Groningen, Friesland, Gelderland, Zeeland en Limburg hebben samen een brief geschreven over krimpregio’s.
In deze provincies liggen de regio’s die het meest kampen met de negatieve gevolgen van de bevolkingsdaling. De vijf zien graag een nieuwe koers, schrijven ze aan de Tweede Kamer. Ze willen meer geld van de rijksoverheid.
De afgelopen jaren zijn rijksoverheid, provincies, regio’s en gemeenten al bezig om de gevolgen van de bevolkingsdaling (krimp) op te vangen. Provincies, regio’s en gemeenten zetten al maximaal in op goed wonen, werken en leven in de krimpregio’s.
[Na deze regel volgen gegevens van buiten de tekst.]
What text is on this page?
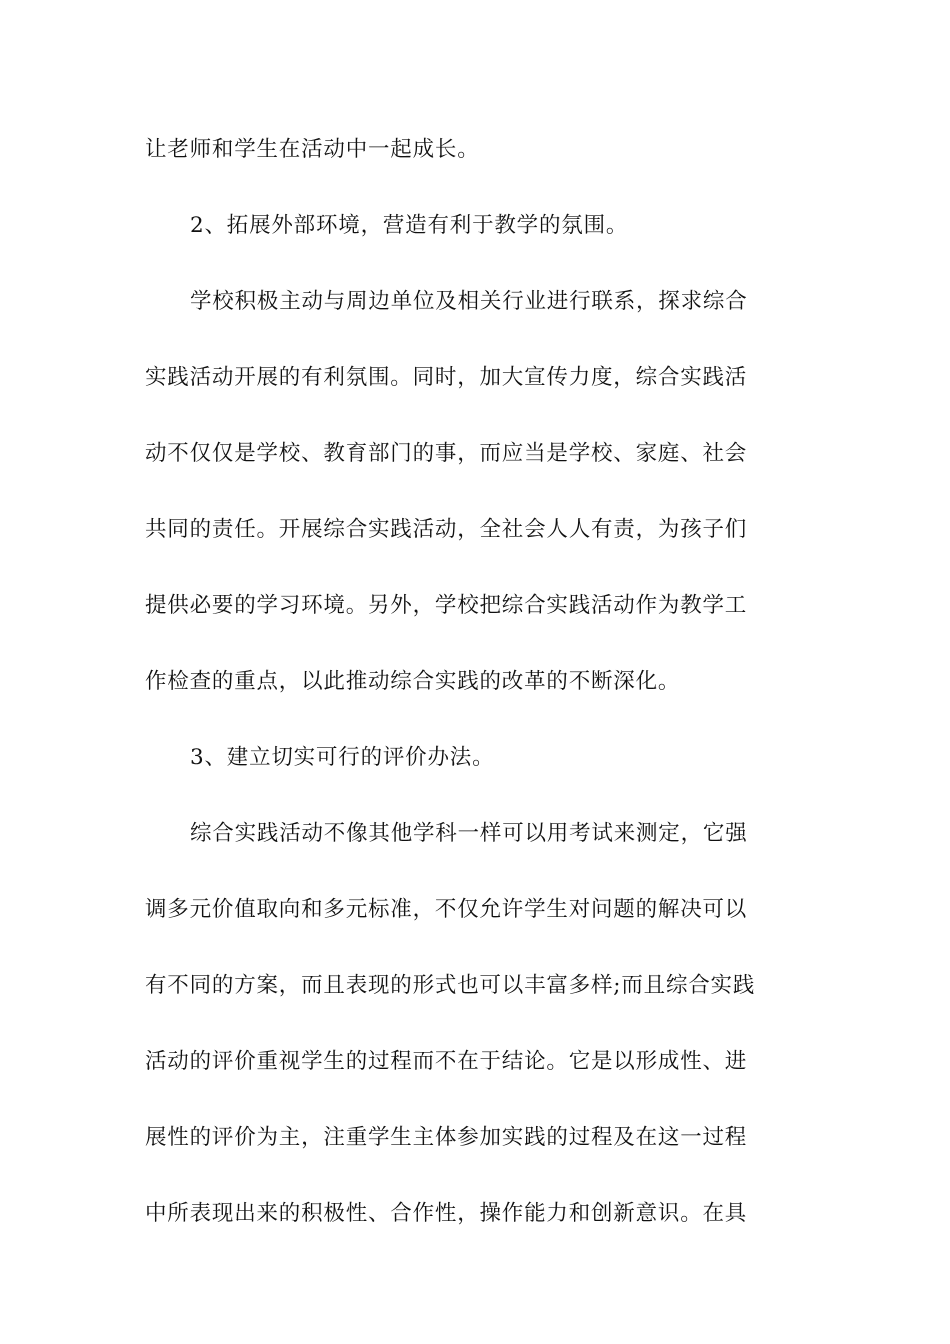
让老师和学生在活动中一起成长。
2、拓展外部环境，营造有利于教学的氛围。
学校积极主动与周边单位及相关行业进行联系，探求综合
实践活动开展的有利氛围。同时，加大宣传力度，综合实践活
动不仅仅是学校、教育部门的事，而应当是学校、家庭、社会
共同的责任。开展综合实践活动，全社会人人有责，为孩子们
提供必要的学习环境。另外，学校把综合实践活动作为教学工
作检查的重点，以此推动综合实践的改革的不断深化。
3、建立切实可行的评价办法。
综合实践活动不像其他学科一样可以用考试来测定，它强
调多元价值取向和多元标准，不仅允许学生对问题的解决可以
有不同的方案，而且表现的形式也可以丰富多样;而且综合实践
活动的评价重视学生的过程而不在于结论。它是以形成性、进
展性的评价为主，注重学生主体参加实践的过程及在这一过程
中所表现出来的积极性、合作性，操作能力和创新意识。在具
Maar om die economisch goed te laten draaien is ook inzet van het rijk nodig, en investering in de arbeidsmarkt, bereikbaarheid, particuliere woningvoorraad en de aanpak van leegstaande panden.
De provincies vinden dat er voor hun krimpregio’s een structureel investeringspakket nodig is van het rijk: een meerjarige impuls van 350 tot 400 miljoen per jaar over een periode van 15 tot 20 jaar.
De Achterhoek, De Marne, Eemsdelta, Oost-Groningen, Maastricht-Heuvelland, Parkstad, Westelijke Mijnstreek, Zeeuws-Vlaanderen en Noordoost-Fryslân zijn door het rijk erkende krimpregio’s.